We have experienced that using the guids, you get a more or less uniform division. And it worked like a charm.

Links which might help to generate a unique ID:

Gamecat
If you use a database anyway, why not just make it a blob and let the database worry about it?
roe
because of performance, database calls are usually really expensive especially for binary data like images.
Mike Geise
not to mention that serving images out of the database means you pretty much always send the data where as if you can serve from the file system you can let the browser/server handle caching of images
MikeJ
A: 

If the pictures you're handling are digital photographs, you could use EXIF data to sort them, for example by capture date.

Keltia
A: 

You can store the images in the database as blobs (varbinary for mssql). That way you don't have to worry about the storage or directory structure. The only downside is that you can't easily browse the files, but that would be hard in a balanced directory tree anyway.

Mats Fredriksson
A: 

You could alawys have a DateTime column in the table and then store them in folders named after the month,year or even month,day,year the images where added to the table.

Example

  1. 2009
  2. -01
  3. --01
  4. --02
  5. --03
  6. --31

this way you end up with no more then 3 folders deep.

Mike Geise
+6  A: 

I usually just use the numerical database id (auto_increment) and then use the modulu (%) operator to figure out where to put the file. Simple and scalable. For instance the path to image with id 12345 could be created like this:

12345 % 100 = 45
12345 % 1000 = 345

Ends up in:

/home/joe/images/345/45/12345.png

Or something like that.

If you're using Linux and ext3 and the filesystem, you must be aware that there are limits to the number of directories and files you can have in a directory. The limit is 32000 for dirs, so you should always strive to keep number of dirs low.

Martin Wickman
+3  A: 

I worked on an Electronic Document Management system a few years ago, and we did pretty much what Gamecat and wic suggested.

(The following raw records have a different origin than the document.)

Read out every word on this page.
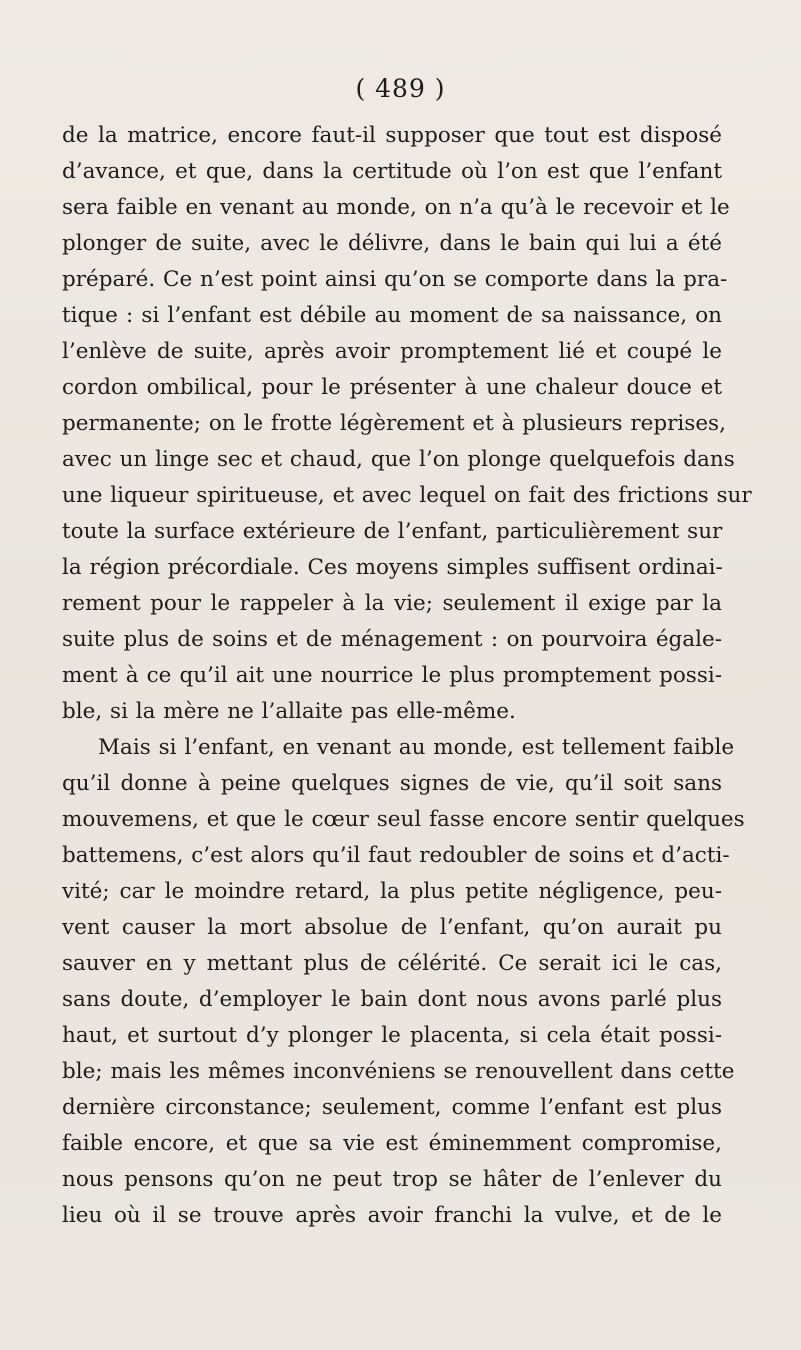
( 489 )
de la matrice, encore faut-il supposer que tout est disposé
d’avance, et que, dans la certitude où l’on est que l’enfant
sera faible en venant au monde, on n’a qu’à le recevoir et le
plonger de suite, avec le délivre, dans le bain qui lui a été
préparé. Ce n’est point ainsi qu’on se comporte dans la pra-
tique : si l’enfant est débile au moment de sa naissance, on
l’enlève de suite, après avoir promptement lié et coupé le
cordon ombilical, pour le présenter à une chaleur douce et
permanente; on le frotte légèrement et à plusieurs reprises,
avec un linge sec et chaud, que l’on plonge quelquefois dans
une liqueur spiritueuse, et avec lequel on fait des frictions sur
toute la surface extérieure de l’enfant, particulièrement sur
la région précordiale. Ces moyens simples suffisent ordinai-
rement pour le rappeler à la vie; seulement il exige par la
suite plus de soins et de ménagement : on pourvoira égale-
ment à ce qu’il ait une nourrice le plus promptement possi-
ble, si la mère ne l’allaite pas elle-même.
Mais si l’enfant, en venant au monde, est tellement faible
qu’il donne à peine quelques signes de vie, qu’il soit sans
mouvemens, et que le cœur seul fasse encore sentir quelques
battemens, c’est alors qu’il faut redoubler de soins et d’acti-
vité; car le moindre retard, la plus petite négligence, peu-
vent causer la mort absolue de l’enfant, qu’on aurait pu
sauver en y mettant plus de célérité. Ce serait ici le cas,
sans doute, d’employer le bain dont nous avons parlé plus
haut, et surtout d’y plonger le placenta, si cela était possi-
ble; mais les mêmes inconvéniens se renouvellent dans cette
dernière circonstance; seulement, comme l’enfant est plus
faible encore, et que sa vie est éminemment compromise,
nous pensons qu’on ne peut trop se hâter de l’enlever du
lieu où il se trouve après avoir franchi la vulve, et de le
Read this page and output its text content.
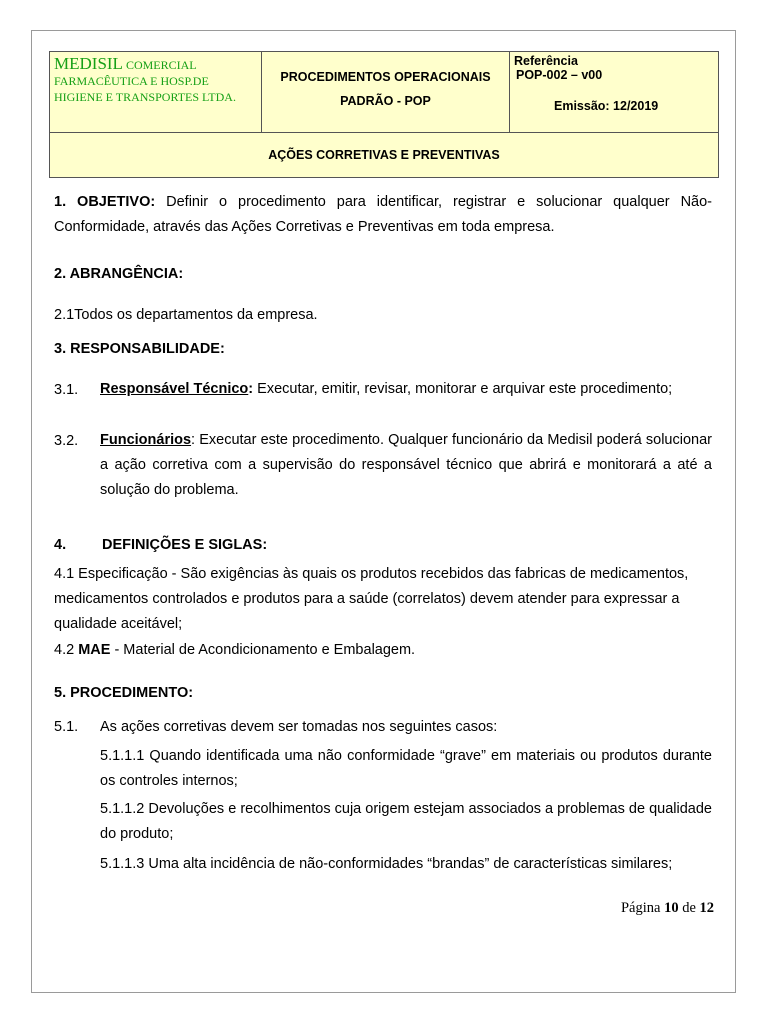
MEDISIL COMERCIAL
FARMACÊUTICA E HOSP.DE
HIGIENE E TRANSPORTES LTDA.
PROCEDIMENTOS OPERACIONAIS
PADRÃO - POP
Referência
POP-002 – v00
Emissão: 12/2019
AÇÕES CORRETIVAS E PREVENTIVAS
1. OBJETIVO: Definir o procedimento para identificar, registrar e solucionar qualquer Não-Conformidade, através das Ações Corretivas e Preventivas em toda empresa.
2. ABRANGÊNCIA:
2.1Todos os departamentos da empresa.
3. RESPONSABILIDADE:
3.1. Responsável Técnico: Executar, emitir, revisar, monitorar e arquivar este procedimento;
3.2. Funcionários: Executar este procedimento. Qualquer funcionário da Medisil poderá solucionar a ação corretiva com a supervisão do responsável técnico que abrirá e monitorará a até a solução do problema.
4. DEFINIÇÕES E SIGLAS:
4.1 Especificação - São exigências às quais os produtos recebidos das fabricas de medicamentos, medicamentos controlados e produtos para a saúde (correlatos) devem atender para expressar a qualidade aceitável;
4.2 MAE - Material de Acondicionamento e Embalagem.
5. PROCEDIMENTO:
5.1. As ações corretivas devem ser tomadas nos seguintes casos:
5.1.1.1 Quando identificada uma não conformidade “grave” em materiais ou produtos durante os controles internos;
5.1.1.2 Devoluções e recolhimentos cuja origem estejam associados a problemas de qualidade do produto;
5.1.1.3 Uma alta incidência de não-conformidades “brandas” de características similares;
Página 10 de 12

That is, assign each image a unique ID, and use that to derive a relative path to the image file. We used MOD similar to what wic suggested, but we allowed 1024 folders/files at each level, with 3 levels, so we could support 1G files.

We stripped off the extension from the files however. The DB records contained the MIME Type, so extension was not needed.

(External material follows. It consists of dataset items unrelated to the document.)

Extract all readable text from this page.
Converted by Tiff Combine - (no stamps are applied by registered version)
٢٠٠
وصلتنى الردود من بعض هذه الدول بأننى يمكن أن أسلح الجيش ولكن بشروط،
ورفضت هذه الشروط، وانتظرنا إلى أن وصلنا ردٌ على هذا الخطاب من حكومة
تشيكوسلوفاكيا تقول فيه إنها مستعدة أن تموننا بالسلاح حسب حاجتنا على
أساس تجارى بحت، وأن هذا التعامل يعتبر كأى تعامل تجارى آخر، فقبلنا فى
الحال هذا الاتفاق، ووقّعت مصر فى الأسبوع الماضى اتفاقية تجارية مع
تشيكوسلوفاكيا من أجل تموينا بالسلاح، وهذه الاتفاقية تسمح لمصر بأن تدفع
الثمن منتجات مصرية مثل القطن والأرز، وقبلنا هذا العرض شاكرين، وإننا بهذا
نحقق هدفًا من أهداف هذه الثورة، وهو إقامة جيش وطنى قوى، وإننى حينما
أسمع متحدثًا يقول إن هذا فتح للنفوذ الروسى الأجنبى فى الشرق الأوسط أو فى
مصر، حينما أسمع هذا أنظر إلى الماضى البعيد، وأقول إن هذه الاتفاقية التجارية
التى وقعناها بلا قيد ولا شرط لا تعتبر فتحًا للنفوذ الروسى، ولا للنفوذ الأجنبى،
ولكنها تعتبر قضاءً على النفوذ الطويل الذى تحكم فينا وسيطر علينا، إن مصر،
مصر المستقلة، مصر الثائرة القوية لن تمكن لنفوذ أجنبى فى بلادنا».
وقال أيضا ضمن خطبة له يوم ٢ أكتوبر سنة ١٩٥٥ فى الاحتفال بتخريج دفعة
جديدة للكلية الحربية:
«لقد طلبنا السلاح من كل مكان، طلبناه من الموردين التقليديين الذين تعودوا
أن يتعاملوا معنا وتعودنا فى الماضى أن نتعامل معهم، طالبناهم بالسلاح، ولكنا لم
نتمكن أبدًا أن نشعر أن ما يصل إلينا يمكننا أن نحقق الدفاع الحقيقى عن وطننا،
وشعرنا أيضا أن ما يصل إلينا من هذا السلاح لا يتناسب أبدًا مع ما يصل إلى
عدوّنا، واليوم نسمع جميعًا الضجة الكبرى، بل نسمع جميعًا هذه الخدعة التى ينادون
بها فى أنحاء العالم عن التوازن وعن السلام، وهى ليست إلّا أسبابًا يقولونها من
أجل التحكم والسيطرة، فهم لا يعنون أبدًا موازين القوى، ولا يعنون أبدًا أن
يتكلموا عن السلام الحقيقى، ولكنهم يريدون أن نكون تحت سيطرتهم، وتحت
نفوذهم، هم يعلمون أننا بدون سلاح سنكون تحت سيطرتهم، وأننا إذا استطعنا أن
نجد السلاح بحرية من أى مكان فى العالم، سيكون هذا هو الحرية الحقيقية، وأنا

I would not recommend storing the full URL in the DB record, only the Image ID. If you store the URL you can't move or restructure your storage without converting your DB. A relative URL would be ok since that way you can at least move the image repository around, but you'll get more flexibility if you just store the ID and derive the URL.

Also, I would not recommend allowing direct references to your image files from the web. Instead, provide a URL to a server-side program (e.g., Java Servlet), with the Image ID being supplied in the URL Query (http://url.com/GetImage?imageID=1234).

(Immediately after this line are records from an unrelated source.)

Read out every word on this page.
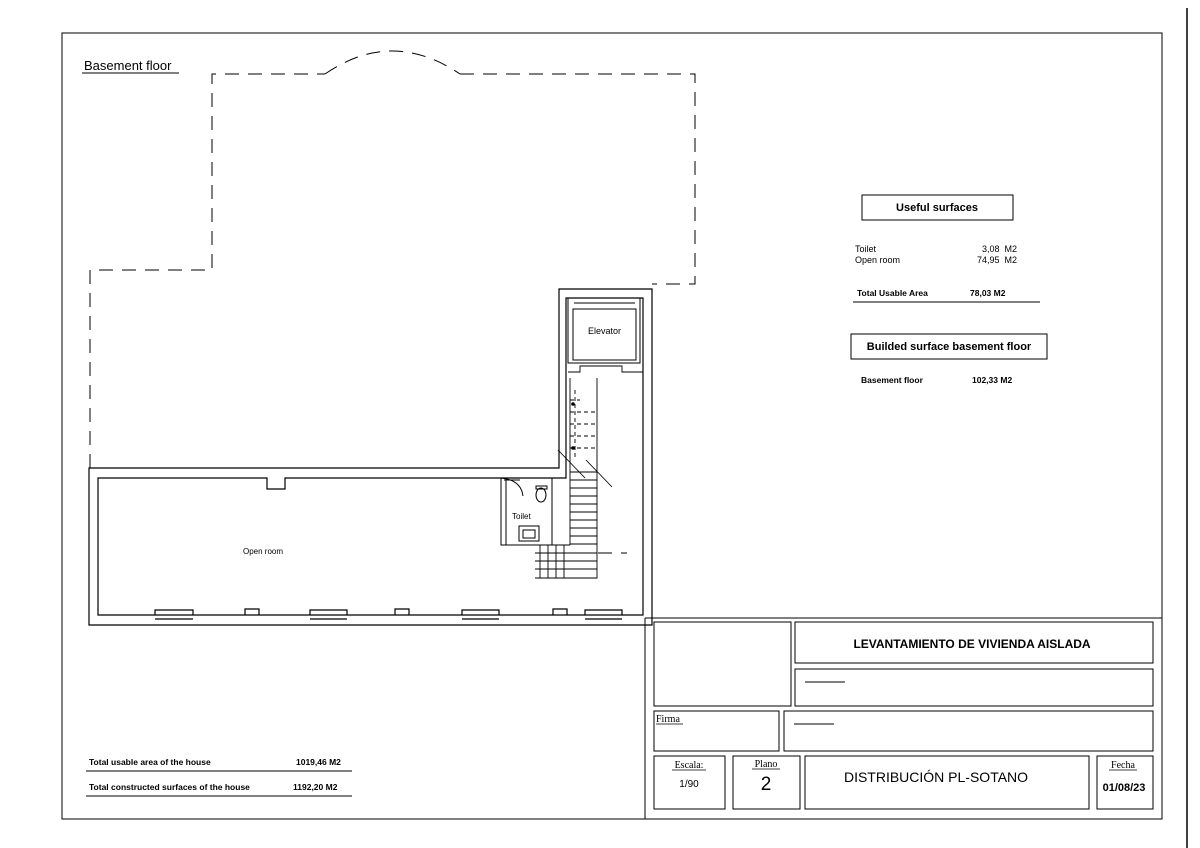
Basement floor
Elevator
Toilet
Open room
Useful surfaces
Toilet	3,08  M2
Open room	74,95  M2
Total Usable Area	78,03 M2
Builded surface basement floor
Basement floor	102,33 M2
Total usable area of the house	1019,46 M2
Total constructed surfaces of the house	1192,20 M2
LEVANTAMIENTO DE VIVIENDA AISLADA
Firma
Escala:
1/90
Plano
2	DISTRIBUCIÓN PL-SOTANO
Fecha
01/08/23
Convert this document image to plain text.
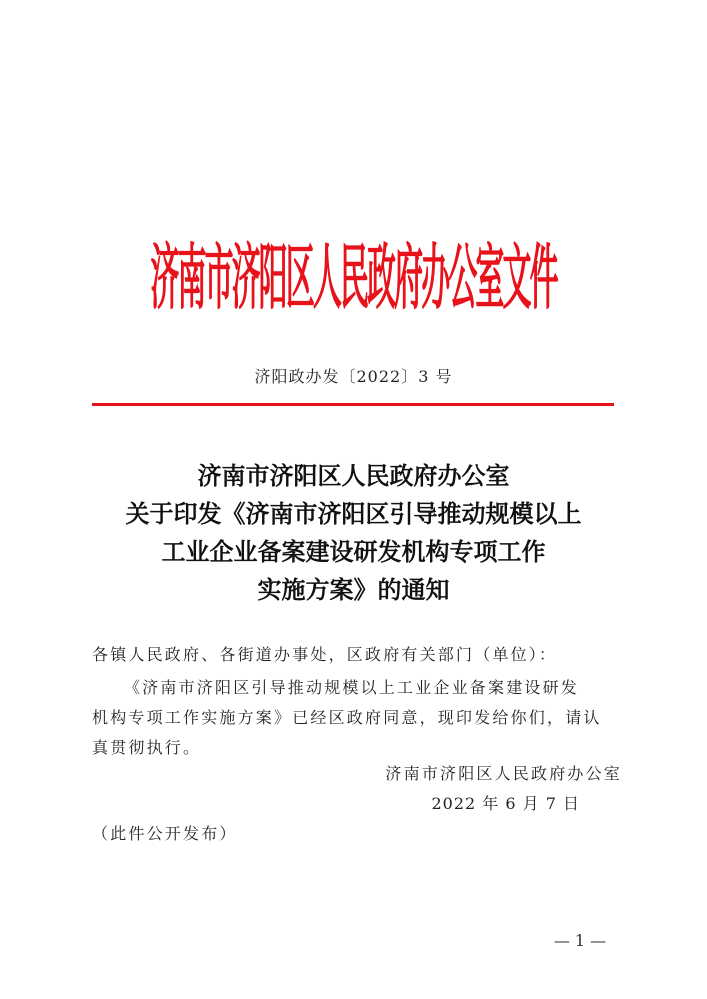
济南市济阳区人民政府办公室文件
济阳政办发〔2022〕3 号
济南市济阳区人民政府办公室
关于印发《济南市济阳区引导推动规模以上
工业企业备案建设研发机构专项工作
实施方案》的通知
各镇人民政府、各街道办事处，区政府有关部门（单位）：
《济南市济阳区引导推动规模以上工业企业备案建设研发
机构专项工作实施方案》已经区政府同意，现印发给你们，请认
真贯彻执行。
济南市济阳区人民政府办公室
2022 年 6 月 7 日
（此件公开发布）
— 1 —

The servlet can use that ID to look up the DB record, determine MIME Type, derive the actual location, check for security restrictions, logging, etc.

Clayton
good points. does the servlet request still allow for caching ? i am looking at a similar problem but in my app the transfer time is critical so I was looking for ways to cache the images on the client. Am I dreaming?
MikeJ
@MikeJ: You could create a separate class for access to the images. That class would know how to derive a path from an id, etc. It could also contain a cache, possibly as a hashtable that you manage yourself, or maybe a canned cache class. Servlet would get images from this object, not from disk.
Clayton
A: 

Look at XFS Filesystem. It supports an unlimited number of files, and Linux supports it. http://oss.sgi.com/projects/xfs/papers/xfs%5Fusenix/index.html

EXTROMEDIA
+1  A: 

When saving files associated with an auto_increment ids, I use something like the following, which creates three directory levels, each comprised of 1000 dirs, and 100 files in each third-level directory. This supports ~ 100 billion files.

if $id = 99532455444 then the following returns /995/324/554/44

function getFileDirectory($id) {
    $level1 = ($id / 100000000) % 100000000;
    $level2 = (($id - $level1 * 100000000) / 100000) % 100000;
    $level3 = (($id - ($level1 * 100000000) - ($level2 * 100000)) / 100) % 1000;
    $file   = $id - (($level1 * 100000000) + ($level2 * 100000) + ($level3 * 100));

    return '/' . sprintf("%03d", $level1)
         . '/' . sprintf("%03d", $level2)
         . '/' . sprintf("%03d", $level3)
         . '/' . $file;
}
Isaac
A: 

I know is impractical to have all of them sitting at the same directory in the server as it would slow access to a crawl.

This is an assumption.

I have designed systems where we had millions of files stored flat in one directory, and it worked great. It's also the easiest system to program. Most server filesystems support this without a problem (although you'd have to check which one you were using).

http://www.databasesandlife.com/flat-directories/

Adrian Smith
A: 

@Adrian Smith

i totally agree with you but it's hard to BACKUP these monster-directories ! all self-build or "professional" solutions (rsync) failed totally, even a step-by-step-one-file-after-one-file script killed my CPUs (and my live high traffic server). it's the worst thing ever if you realize that your free time project gets bigger and bigger and you dont know how to handle these masses without going offline for days.

Chris
A: 

i have to add something:

there's a very good php script out there that does handle exactly this problem: http://cachemogul.mawhorter.net/

it creates "high-performant" directory structures and filenames, all you have to do is give the filename to this class. cool! and its free.

Chris